The hologram froze, shimmered again, and momentarily appeared to divide into two. Two. Three.
Mordin. Kaidan. Tali.
It divided again, and again. Thane. Ashley. Anderson. The kid from Vancouver at the invasion.
All the people Shepard had failed to save.
“I will stop you,” she spat at the army of holograms, manifestations of the Reapers.
“If you destroy us,” the holograms said, in sync, their lips all moving at the same time, “you destroy all synthetic life with us.”
That made her stop. She kept the gun raised, but stood perfectly still.
“All synthetic life?”
“The synthesiser wave from the Crucible will destroy all life with synthetic biology,” it said, in startling unison, “including the geth, including all artificial intelligences. Even you are partly synthetic.”
Why can’t anything be simple? Shepard thought. She wanted to cry, but she was a soldier in the Alliance Navy, and she knew better. She should’ve known.
“I’m not giving up everything I’ve fought for,” she spluttered, “I came here to live, I came here to save lives. I won’t activate the Crucible.”
The Catalyst paused, as if in surprise. Almost deafened by the silence, Shepard heard a comm radio crackle.
Comm radio. It was still working after all this time.
“Normandy to Shepard, please respond.”
She chins the control, carefully. “EDI, this is Shepard.”
“I have been monitoring fleet activity. The Orizaba and the Rainier have been sunk.”
Her blood ran a few degrees chillier. The Rainier, Admiral Hackett’s flagship, and the Orizaba. Her mom was on that ship. Dammit.
“I won’t activate the Crucible,” Shepard said, again, deliberately, with as much conviction as she could muster. “I’ll find another way, and I’ll die free.”
“The paths are open—”
“Go to hell,” Shepard spat, and emptied her clip into the sea of holograms.
The Citadel rumbled, and rocked, and there was a whine and a thud as the Crucible was ejected, and began slowly falling, falling to Earth, floating.
The chant was quiet at first, but grew in intensity, and the holograms slowly began to burn brighter.
“I need evac, EDI,” Shepard mumbled into her comm—and she could already see the silhouette of the Normandy approaching, silently.
So what was making all the noise?
There was a sudden, ear-splitting roar.

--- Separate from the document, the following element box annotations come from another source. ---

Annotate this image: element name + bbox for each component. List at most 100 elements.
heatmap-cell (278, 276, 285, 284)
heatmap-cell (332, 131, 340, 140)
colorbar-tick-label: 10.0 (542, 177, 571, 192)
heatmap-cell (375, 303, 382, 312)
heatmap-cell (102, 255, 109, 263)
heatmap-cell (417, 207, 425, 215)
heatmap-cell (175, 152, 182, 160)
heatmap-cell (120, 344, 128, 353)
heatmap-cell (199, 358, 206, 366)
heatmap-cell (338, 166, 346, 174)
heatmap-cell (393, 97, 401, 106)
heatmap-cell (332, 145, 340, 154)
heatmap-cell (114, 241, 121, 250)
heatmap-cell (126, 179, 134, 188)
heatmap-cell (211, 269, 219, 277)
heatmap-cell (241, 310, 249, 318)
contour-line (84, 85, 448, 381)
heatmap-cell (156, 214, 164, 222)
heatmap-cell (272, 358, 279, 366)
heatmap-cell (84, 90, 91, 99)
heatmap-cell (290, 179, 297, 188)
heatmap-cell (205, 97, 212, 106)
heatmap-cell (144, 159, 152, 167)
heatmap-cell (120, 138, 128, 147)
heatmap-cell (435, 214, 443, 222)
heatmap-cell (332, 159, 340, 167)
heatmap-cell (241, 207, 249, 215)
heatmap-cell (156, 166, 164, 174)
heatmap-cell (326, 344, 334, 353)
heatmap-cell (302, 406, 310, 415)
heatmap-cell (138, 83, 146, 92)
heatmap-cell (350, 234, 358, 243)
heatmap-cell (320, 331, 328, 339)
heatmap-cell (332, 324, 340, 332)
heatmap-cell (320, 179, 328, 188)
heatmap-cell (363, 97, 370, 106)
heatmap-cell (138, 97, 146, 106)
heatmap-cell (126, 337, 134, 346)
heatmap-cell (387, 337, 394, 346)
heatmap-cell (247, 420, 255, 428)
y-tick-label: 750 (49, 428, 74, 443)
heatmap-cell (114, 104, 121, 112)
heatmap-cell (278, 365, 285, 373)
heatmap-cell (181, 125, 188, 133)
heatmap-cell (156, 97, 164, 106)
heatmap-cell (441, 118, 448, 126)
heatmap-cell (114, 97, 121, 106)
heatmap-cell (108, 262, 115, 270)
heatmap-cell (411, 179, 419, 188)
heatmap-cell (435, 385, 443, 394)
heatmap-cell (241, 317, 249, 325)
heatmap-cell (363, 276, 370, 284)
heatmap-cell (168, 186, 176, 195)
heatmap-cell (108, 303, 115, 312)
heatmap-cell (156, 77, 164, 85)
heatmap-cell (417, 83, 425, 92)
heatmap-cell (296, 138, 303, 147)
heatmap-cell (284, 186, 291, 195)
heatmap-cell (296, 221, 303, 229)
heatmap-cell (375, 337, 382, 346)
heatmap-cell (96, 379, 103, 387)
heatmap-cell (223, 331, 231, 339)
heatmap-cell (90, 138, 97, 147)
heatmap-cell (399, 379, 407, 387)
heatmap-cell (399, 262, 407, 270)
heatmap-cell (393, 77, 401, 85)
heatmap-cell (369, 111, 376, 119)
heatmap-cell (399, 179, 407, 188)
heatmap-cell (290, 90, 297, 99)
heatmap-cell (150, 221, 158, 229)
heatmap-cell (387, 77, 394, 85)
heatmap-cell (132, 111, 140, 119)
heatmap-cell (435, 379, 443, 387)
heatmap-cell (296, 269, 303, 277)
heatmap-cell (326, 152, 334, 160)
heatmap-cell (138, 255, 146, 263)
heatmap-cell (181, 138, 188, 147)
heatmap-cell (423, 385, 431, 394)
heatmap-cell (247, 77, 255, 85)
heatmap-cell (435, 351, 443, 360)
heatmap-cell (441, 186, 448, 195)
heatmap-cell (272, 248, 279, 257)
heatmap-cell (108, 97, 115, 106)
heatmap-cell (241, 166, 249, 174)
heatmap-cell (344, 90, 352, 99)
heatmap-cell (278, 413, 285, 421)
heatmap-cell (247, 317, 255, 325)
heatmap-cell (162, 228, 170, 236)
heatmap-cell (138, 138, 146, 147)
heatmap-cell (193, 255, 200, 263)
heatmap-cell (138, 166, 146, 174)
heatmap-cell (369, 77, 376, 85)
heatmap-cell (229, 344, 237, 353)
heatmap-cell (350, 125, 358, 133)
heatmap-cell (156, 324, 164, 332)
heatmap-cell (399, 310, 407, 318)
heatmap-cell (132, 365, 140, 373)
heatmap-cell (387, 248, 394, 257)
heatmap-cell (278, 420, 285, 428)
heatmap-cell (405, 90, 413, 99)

The ground shook.
The Normandy’s doors folded open just as the air billowed and the terrible, black figure of a Reaper rose from the horizon.
“We are Harbinger, and this station is OURS!”
“Go! Go!” Shepard bellowed, and she felt the door rise beneath her, and fell into the Normandy’s cargo hold as the ship closed up and leapt for the stars.
It was never going to be that simple.